L.L. (Cool) Bean

New England’s beloved outdoor brand explores a stylish new frontier.

l. l. bean

Alex Carleton, creative director for L.L. Bean Signature, photographed at Wolfe’s Neck Woods State Park in Freeport, Maine. / Photo by Todd Dionne

We’ve come to expect certain things from Maine-based outfitter L.L. Bean: comfort, to be sure. Quality, of course. Style? That’s never exactly been a list-topper. But what’s this? The company that birthed the iconic, function-first “Bean Boot” is now turning out a surprisingly snazzy line of men’s and women’s apparel — L.L. Bean Signature. At the project’s helm stands creative director — and Cape native — Alex Carleton, whose fashion-industry experience and local roots provide him with just the right perspective for spearheading L.L. Bean’s first foray into contemporary casual design. “There’s a zeitgeist around traditional American sportswear,” Carleton says, “and it feels like the timing is right.”

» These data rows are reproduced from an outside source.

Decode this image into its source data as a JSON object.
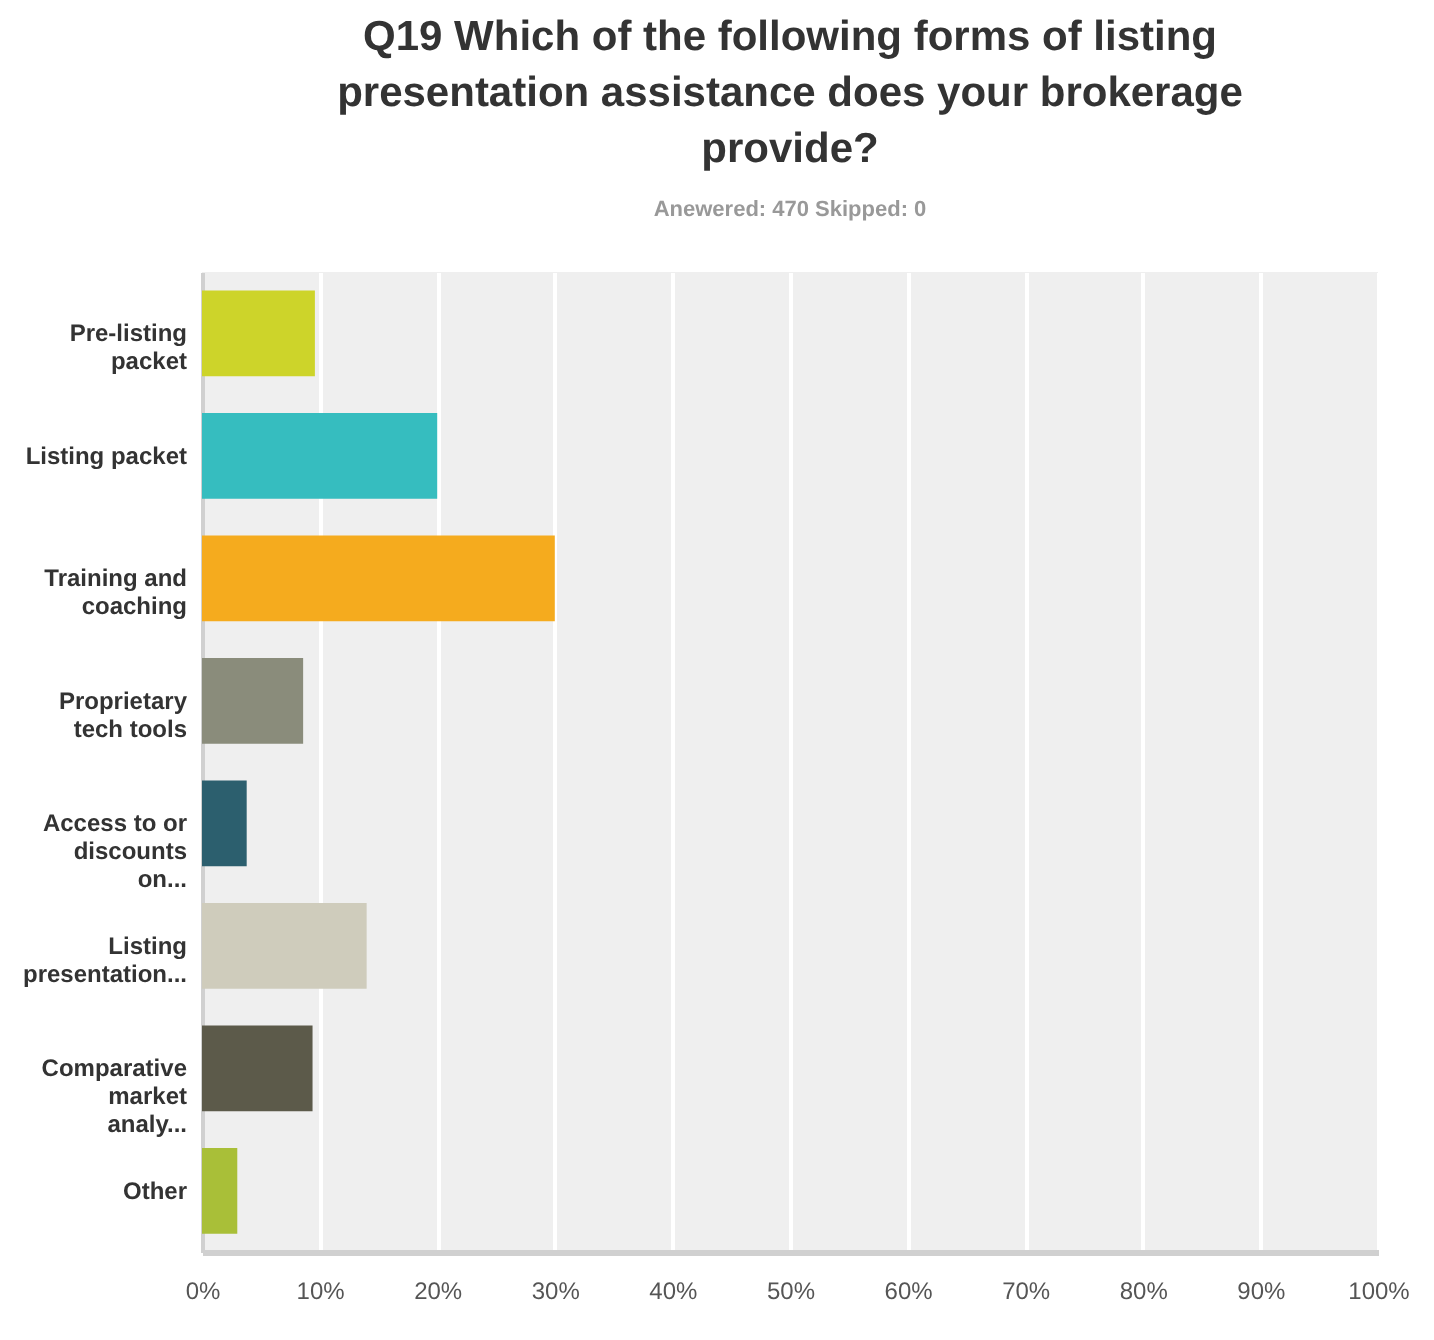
{
  "chart_data": {
    "type": "bar",
    "orientation": "horizontal",
    "title": "Q19 Which of the following forms of listing presentation assistance does your brokerage provide?",
    "subtitle": "Anewered: 470    Skipped: 0",
    "categories": [
      "Pre-listing packet",
      "Listing packet",
      "Training and coaching",
      "Proprietary tech tools",
      "Access to or discounts on...",
      "Listing presentation...",
      "Comparative market analy...",
      "Other"
    ],
    "values": [
      9.6,
      20,
      30,
      8.6,
      3.8,
      14,
      9.4,
      3
    ],
    "colors": [
      "#cdd42a",
      "#36bdbf",
      "#f5ab1e",
      "#8a8c7b",
      "#2c5f6e",
      "#cfccbc",
      "#5c5a4a",
      "#a9bf38"
    ],
    "xlim": [
      0,
      100
    ],
    "xticks": [
      {
        "value": 0,
        "label": "0%"
      },
      {
        "value": 10,
        "label": "10%"
      },
      {
        "value": 20,
        "label": "20%"
      },
      {
        "value": 30,
        "label": "30%"
      },
      {
        "value": 40,
        "label": "40%"
      },
      {
        "value": 50,
        "label": "50%"
      },
      {
        "value": 60,
        "label": "60%"
      },
      {
        "value": 70,
        "label": "70%"
      },
      {
        "value": 80,
        "label": "80%"
      },
      {
        "value": 90,
        "label": "90%"
      },
      {
        "value": 100,
        "label": "100%"
      }
    ],
    "grid": "x",
    "legend": false
  }
}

Looks-wise, the Signature line is more a reimagining of the familiar L.L. Bean aesthetic than a strict departure, offering a recognizably outdoorsy feel but with a modern style better suited for brunches and meetings than for hunting and fly-fishing. Carleton and his team dug into the company’s archives for inspiration, combing a century’s worth of products for vintage elements that translate well into current fashion. “I’m not designing in a vacuum,” Carleton says of his development process. “I have a strong reference point that’s based on one of the few brands that really define sportswear. It’s great to have that archive as a keystone.”

Spring 2011’s concept, “Field and Stream,” focuses on khaki hues and menswear-inspired constructions for women, and juxtaposes classic designs with updated cuts and silhouettes. Carleton’s favorite new item? “Our madras shirt-dresses that we’re doing in men’s hunting plaids!” And the rest of the offerings are as exuberant as he is. “The whole line is acquiring more personality, coming into its own, and really developing more dimension,” Carleton explains. “We know [our] customer really responds to new ideas, so that gives us a lot of permission to experiment and explore.”